L'histoire ne fait que commencer
Villegailhenc, Aude (France) --L’histoire ne fait que commencer. Et on compte dix morts.
J’ai été prévenu au saut du lit, littéralement, par Olivier Morin, le redchef-photo France. Il m’a prévenu que c’était grave, et que cela avait l’air important. Je me suis aspergé le visage d’eau, ai avalé un café en regardant le site de l’Indépendant, et puis j’ai filé.

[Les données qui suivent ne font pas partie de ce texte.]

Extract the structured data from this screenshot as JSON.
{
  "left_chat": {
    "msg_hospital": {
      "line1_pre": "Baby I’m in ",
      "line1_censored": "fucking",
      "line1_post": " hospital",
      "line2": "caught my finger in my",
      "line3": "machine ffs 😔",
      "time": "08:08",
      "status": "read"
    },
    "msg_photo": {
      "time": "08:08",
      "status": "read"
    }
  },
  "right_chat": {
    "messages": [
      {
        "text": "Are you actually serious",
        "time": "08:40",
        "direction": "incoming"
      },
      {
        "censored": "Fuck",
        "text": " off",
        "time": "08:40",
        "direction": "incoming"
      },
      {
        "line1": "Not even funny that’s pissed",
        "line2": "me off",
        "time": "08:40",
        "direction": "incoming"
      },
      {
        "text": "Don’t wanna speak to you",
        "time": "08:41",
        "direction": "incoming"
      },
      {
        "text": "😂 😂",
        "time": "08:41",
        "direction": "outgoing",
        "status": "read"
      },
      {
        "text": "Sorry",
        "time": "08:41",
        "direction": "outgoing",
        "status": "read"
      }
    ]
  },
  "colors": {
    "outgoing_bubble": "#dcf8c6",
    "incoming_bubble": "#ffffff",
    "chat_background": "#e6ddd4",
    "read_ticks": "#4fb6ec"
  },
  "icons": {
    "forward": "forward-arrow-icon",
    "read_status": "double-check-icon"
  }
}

Je rentre de vacances et donc je suis parti avec mon appareil photo perso et l’ordinateur portable du bureau. Mais pas le temps de passer à ce dernier. J’habite à 20 minutes de Toulouse.
Je voulais aller à Trèbes, mais en écoutant France-Info j’ai entendu qu’il y avait des morts à Villegailhenc. J’y ai accédé facilement. Il pleuvait ce matin mais la route était très praticable.
Il y avait juste des champs inondés.
Quand j’ai laissé ma voiture à l’entrée du village, au barrage établi par les pompiers, le souvenir des inondations de Nîmes m’est revenu à l’esprit. C’était en septembre 1988, il y a trente ans. Le premier gros épisode cévenol à frapper la ville. J’avais couvert la catastrophe, et puis ensuite celle de Vaison-la-Romaine.
Je suis entré dans le village à pied. Et j’ai vu les voitures entassées les unes sur les autres. C’a été un drôle de moment. Sans agitation, avec des gens qui déambulent, qui discutent dans la rue et qui font des photos avec leurs téléphones.
Il n’y avait pas trop d’affolement. Je pensais voir des gens émus, mais ils n’en avaient pas l’air, pas encore, parce qu’ils étaient sous le choc je crois. Ça viendra plus tard sans doute.
Je suis entré dans un lotissement, et puis chez des gens. Ils m’ont dit qu’ils étaient réfugiés à l’étage. Qu’on ne leur avait rien dit sur ce qui se passait. Qu’ils ont eu peur de mourir.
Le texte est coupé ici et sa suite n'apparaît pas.